'An Aspiring Mountain Range', New Zeland Mt. Aspiring National Park Haast Pass Hwy
Below is an excerpt from my travel blog. Cheers.
Again, I've noted that running a simple blog is a fast track education into the social networking world. Having looked into revamping my website in the last few weeks, I've been reading heavily about the social networking capabilities the internet has to offer. As a photographer, it's key to be aware of how to utilize this to your benefit. It can make or break you as a photographer. I'll try and share my knowledge with you from time to time.
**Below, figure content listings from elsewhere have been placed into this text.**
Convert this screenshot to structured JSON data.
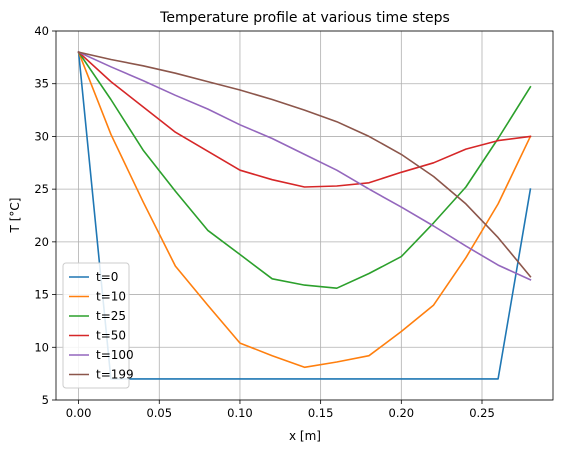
{
  "chart_data": {
    "type": "line",
    "title": "Temperature profile at various time steps",
    "xlabel": "x [m]",
    "ylabel": "T [°C]",
    "xlim": [
      -0.014,
      0.294
    ],
    "ylim": [
      5,
      40
    ],
    "xticks": [
      0.0,
      0.05,
      0.1,
      0.15,
      0.2,
      0.25
    ],
    "xtick_labels": [
      "0.00",
      "0.05",
      "0.10",
      "0.15",
      "0.20",
      "0.25"
    ],
    "yticks": [
      5,
      10,
      15,
      20,
      25,
      30,
      35,
      40
    ],
    "ytick_labels": [
      "5",
      "10",
      "15",
      "20",
      "25",
      "30",
      "35",
      "40"
    ],
    "grid": true,
    "legend_position": "lower-left",
    "x": [
      0.0,
      0.02,
      0.04,
      0.06,
      0.08,
      0.1,
      0.12,
      0.14,
      0.16,
      0.18,
      0.2,
      0.22,
      0.24,
      0.26,
      0.28
    ],
    "series": [
      {
        "name": "t=0",
        "color": "#1f77b4",
        "values": [
          38,
          7,
          7,
          7,
          7,
          7,
          7,
          7,
          7,
          7,
          7,
          7,
          7,
          7,
          25
        ]
      },
      {
        "name": "t=10",
        "color": "#ff7f0e",
        "values": [
          38,
          30.2,
          23.8,
          17.7,
          14.0,
          10.4,
          9.2,
          8.1,
          8.6,
          9.2,
          11.5,
          14.0,
          18.5,
          23.6,
          30.0
        ]
      },
      {
        "name": "t=25",
        "color": "#2ca02c",
        "values": [
          38,
          33.5,
          28.7,
          24.8,
          21.1,
          18.8,
          16.5,
          15.9,
          15.6,
          17.0,
          18.6,
          21.8,
          25.2,
          29.8,
          34.7
        ]
      },
      {
        "name": "t=50",
        "color": "#d62728",
        "values": [
          38,
          35.2,
          32.8,
          30.4,
          28.6,
          26.8,
          25.9,
          25.2,
          25.3,
          25.6,
          26.6,
          27.5,
          28.8,
          29.6,
          30.0
        ]
      },
      {
        "name": "t=100",
        "color": "#9467bd",
        "values": [
          38,
          36.6,
          35.3,
          33.9,
          32.6,
          31.1,
          29.8,
          28.3,
          26.8,
          25.0,
          23.3,
          21.5,
          19.6,
          17.8,
          16.4
        ]
      },
      {
        "name": "t=199",
        "color": "#8c564b",
        "values": [
          38,
          37.3,
          36.7,
          36.0,
          35.2,
          34.4,
          33.5,
          32.5,
          31.4,
          30.0,
          28.3,
          26.2,
          23.6,
          20.4,
          16.7
        ]
      }
    ]
  }
}
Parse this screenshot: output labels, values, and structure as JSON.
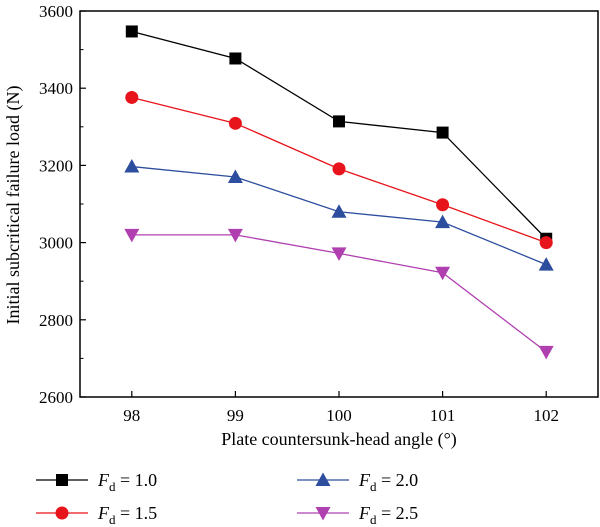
{
  "chart_data": {
    "type": "line",
    "title": "",
    "xlabel": "Plate countersunk-head angle (°)",
    "ylabel": "Initial subcritical failure load (N)",
    "x": [
      98,
      99,
      100,
      101,
      102
    ],
    "x_tick_labels": [
      "98",
      "99",
      "100",
      "101",
      "102"
    ],
    "xlim": [
      97.5,
      102.5
    ],
    "ylim": [
      2600,
      3600
    ],
    "y_ticks": [
      2600,
      2800,
      3000,
      3200,
      3400,
      3600
    ],
    "y_tick_labels": [
      "2600",
      "2800",
      "3000",
      "3200",
      "3400",
      "3600"
    ],
    "grid": false,
    "legend_position": "bottom",
    "series": [
      {
        "name": "Fd = 1.0",
        "label_var": "F",
        "label_sub": "d",
        "label_rest": " = 1.0",
        "marker": "square",
        "color": "#000000",
        "values": [
          3547,
          3477,
          3314,
          3285,
          3010
        ]
      },
      {
        "name": "Fd = 1.5",
        "label_var": "F",
        "label_sub": "d",
        "label_rest": " = 1.5",
        "marker": "circle",
        "color": "#e8141c",
        "values": [
          3376,
          3309,
          3191,
          3098,
          3000
        ]
      },
      {
        "name": "Fd = 2.0",
        "label_var": "F",
        "label_sub": "d",
        "label_rest": " = 2.0",
        "marker": "triangle-up",
        "color": "#2d4e9e",
        "values": [
          3197,
          3170,
          3080,
          3053,
          2943
        ]
      },
      {
        "name": "Fd = 2.5",
        "label_var": "F",
        "label_sub": "d",
        "label_rest": " = 2.5",
        "marker": "triangle-down",
        "color": "#b040b0",
        "values": [
          3020,
          3020,
          2972,
          2922,
          2717
        ]
      }
    ]
  }
}
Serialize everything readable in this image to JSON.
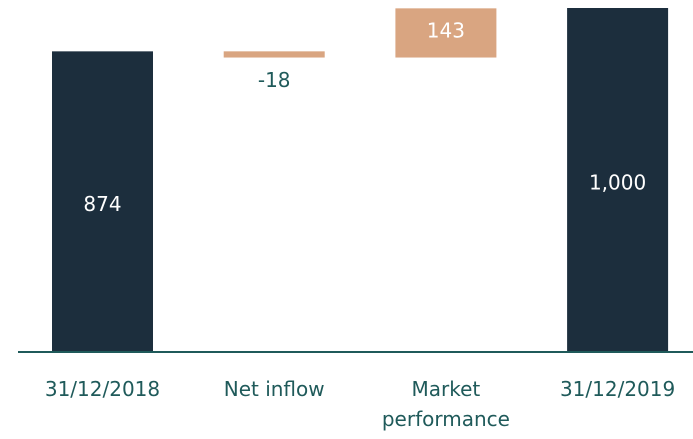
{
  "chart_data": {
    "type": "waterfall",
    "categories": [
      "31/12/2018",
      "Net inflow",
      "Market performance",
      "31/12/2019"
    ],
    "values": [
      874,
      -18,
      143,
      1000
    ],
    "value_labels": [
      "874",
      "-18",
      "143",
      "1,000"
    ],
    "is_total": [
      true,
      false,
      false,
      true
    ],
    "colors": [
      "#1c2e3d",
      "#d9a581",
      "#d9a581",
      "#1c2e3d"
    ]
  }
}
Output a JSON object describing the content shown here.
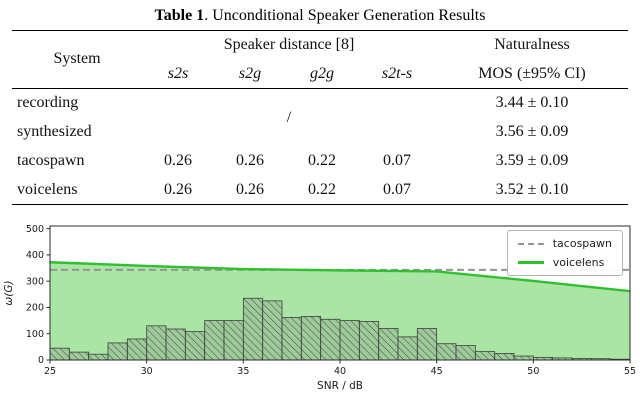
{
  "table": {
    "caption_label": "Table 1",
    "caption_text": ". Unconditional Speaker Generation Results",
    "headers": {
      "system": "System",
      "speaker_distance": "Speaker distance [8]",
      "naturalness": "Naturalness",
      "sub": [
        "s2s",
        "s2g",
        "g2g",
        "s2t-s"
      ],
      "mos": "MOS (±95% CI)"
    },
    "rows": [
      {
        "system": "recording",
        "distances_note": "/",
        "mos": "3.44 ± 0.10"
      },
      {
        "system": "synthesized",
        "mos": "3.56 ± 0.09"
      },
      {
        "system": "tacospawn",
        "distances": [
          "0.26",
          "0.26",
          "0.22",
          "0.07"
        ],
        "mos": "3.59 ± 0.09"
      },
      {
        "system": "voicelens",
        "distances": [
          "0.26",
          "0.26",
          "0.22",
          "0.07"
        ],
        "mos": "3.52 ± 0.10"
      }
    ]
  },
  "chart_data": {
    "type": "line",
    "title": "",
    "xlabel": "SNR / dB",
    "ylabel": "ω(G)",
    "xlim": [
      25,
      55
    ],
    "ylim": [
      0,
      510
    ],
    "xticks": [
      25,
      30,
      35,
      40,
      45,
      50,
      55
    ],
    "yticks": [
      0,
      100,
      200,
      300,
      400,
      500
    ],
    "grid": false,
    "legend_position": "upper right",
    "series": [
      {
        "name": "tacospawn",
        "style": "dashed",
        "color": "#949494",
        "x": [
          25,
          55
        ],
        "y": [
          343,
          343
        ]
      },
      {
        "name": "voicelens",
        "style": "solid",
        "color": "#2fbf2f",
        "fill": "#a9e6a4",
        "x": [
          25,
          30,
          35,
          40,
          45,
          50,
          55
        ],
        "y": [
          372,
          358,
          346,
          341,
          337,
          301,
          262
        ]
      }
    ],
    "histogram": {
      "bin_start": 25,
      "bin_width": 1,
      "hatch": "///",
      "heights": [
        45,
        30,
        22,
        65,
        80,
        130,
        118,
        108,
        150,
        150,
        235,
        225,
        162,
        166,
        155,
        150,
        147,
        120,
        88,
        120,
        62,
        55,
        32,
        25,
        15,
        10,
        8,
        6,
        5,
        3
      ]
    }
  }
}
A few of my friends take photos on a daily basis and post them on Facebook as if it was their social dairy. This is great, but a lot of people on Facebook aren't as concerned with blogging as much as they are keeping up with their friends. One site (and social networking platform), which is at the forefront of blogging is Tumblr (www.tumblr.com). This brilliant site has capitalized on people's desire to create a blog without having the hassle of hiring website designers and paying and arm and a leg to have a server host your site. You even are assigned your own html address so there's no hassle of your friends having to sign into a foreign platform to locate your portfolio. Taken directly from Tumblr's website, 'Tumblr lets you effortlessly share anything. Post text, photos, quotes, links, music, and videos, from your browser, phone, desktop, email or wherever you might be. You can also customize everything from your colors to your html themes.' Basically it's your own website where you can share your photos/media and other people's interesting photos/media. As a photographer, I find my photos re-blogged over and over again on people's tumblr page from my flickr site (see www.LostManProject.com). Running a successful blog no longer requires you to understand internet code or open your wallet up. It's now as easy as signing up on Tumblr. Check it out if you're interested in setting up your own blog.
I shot this in New Zealand while traveling through the Haast Pass in the Mount Aspiring National Park.